The complete distribution table among lowest classification levels for the population is below.
##
## Carbonaceous Differentiated Enstatite H Meteorite L Meteorite
## 0.02 0.10 0.01 0.34 0.26
## LL Meteorite Rumuruti (R)
## 0.27 0.00
Below is the distribution table broken down by lowest classification level created with simple random sampling without replacement, utilizing a sample size of 125.
##
## Carbonaceous Differentiated Enstatite H Meteorite L Meteorite
## 0.024 0.104 0.008 0.288 0.288
## LL Meteorite
## 0.288
This table shows the distribution of count by lowest classification level with sample size 125, from the use of systematic sampling.
##
## Carbonaceous Differentiated H Meteorite L Meteorite LL Meteorite
## 0.016 0.120 0.320 0.264 0.248
The following table shows the distribution of count by lowest classification level created with systematic sampling with unequal probabilities, with a weight on mass.
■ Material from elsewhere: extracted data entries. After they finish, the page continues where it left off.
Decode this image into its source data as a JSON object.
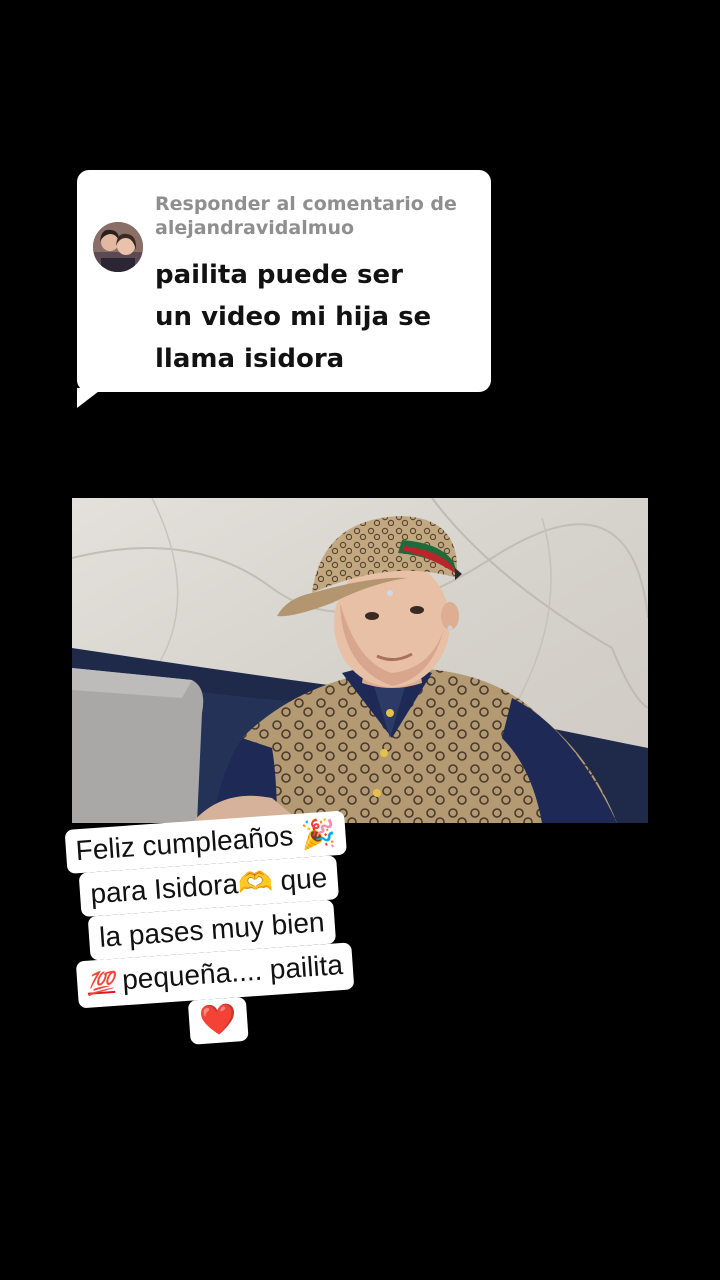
{
  "reply": {
    "header": "Responder al comentario de",
    "username": "alejandravidalmuo",
    "comment": "pailita puede ser\nun video mi hija se\nllama isidora"
  },
  "video": {
    "description": ""
  },
  "caption": {
    "line1": "Feliz cumpleaños",
    "line1_emoji": "🎉",
    "line2": "para Isidora",
    "line2_emoji": "🫶",
    "line2_end": " que",
    "line3": "la pases muy bien",
    "line4_emoji": "💯",
    "line4": " pequeña.... pailita",
    "line5_emoji": "❤️"
  },
  "colors": {
    "background": "#000000",
    "bubble": "#ffffff",
    "header_text": "#8f8f8f",
    "comment_text": "#121212",
    "accent_red": "#e0191e"
  },
  "icons": [
    "avatar",
    "party-popper-icon",
    "heart-hands-icon",
    "hundred-points-icon",
    "red-heart-icon"
  ]
}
A sample size of 125 was used.
##
## Carbonaceous Differentiated Enstatite H Meteorite L Meteorite
## 0.032 0.328 0.016 0.256 0.288
## LL Meteorite
## 0.104
The last distribution table is broken down by lowest classification level and was created using stratified sampling, with a sample size of 125.
##
## Carbonaceous Differentiated Enstatite H Meteorite L Meteorite
## 3 11 1 42 32
## LL Meteorite
## 34
Comparing the population mean against the various sample means, the closest mean came from the stratified sampling mean. This mean was significantly larger than the population mean. The mean from systematic sampling with unequal probabilities was drastically higher, which makes sense given the huge rightward skew of the data by mass and the fact that inclusion was weighted by mass. Lastly, the mean from simple random sampling and systematic sampling was lower than the population mean.
## [1] "Mean of Data from Simple Random Sampling Without Replacement is: 12297.35"
## [2] "Mean of Data from Systematic Sampling is: 9743.67"
## [3] "Mean of Data from Systematic Sampling with Unequal Probabilities is: 455141.75"
## [4] "Mean of Data from Stratified Sampling is: 38227.68"
## [5] "Mean of Data from Population is: 23766.27"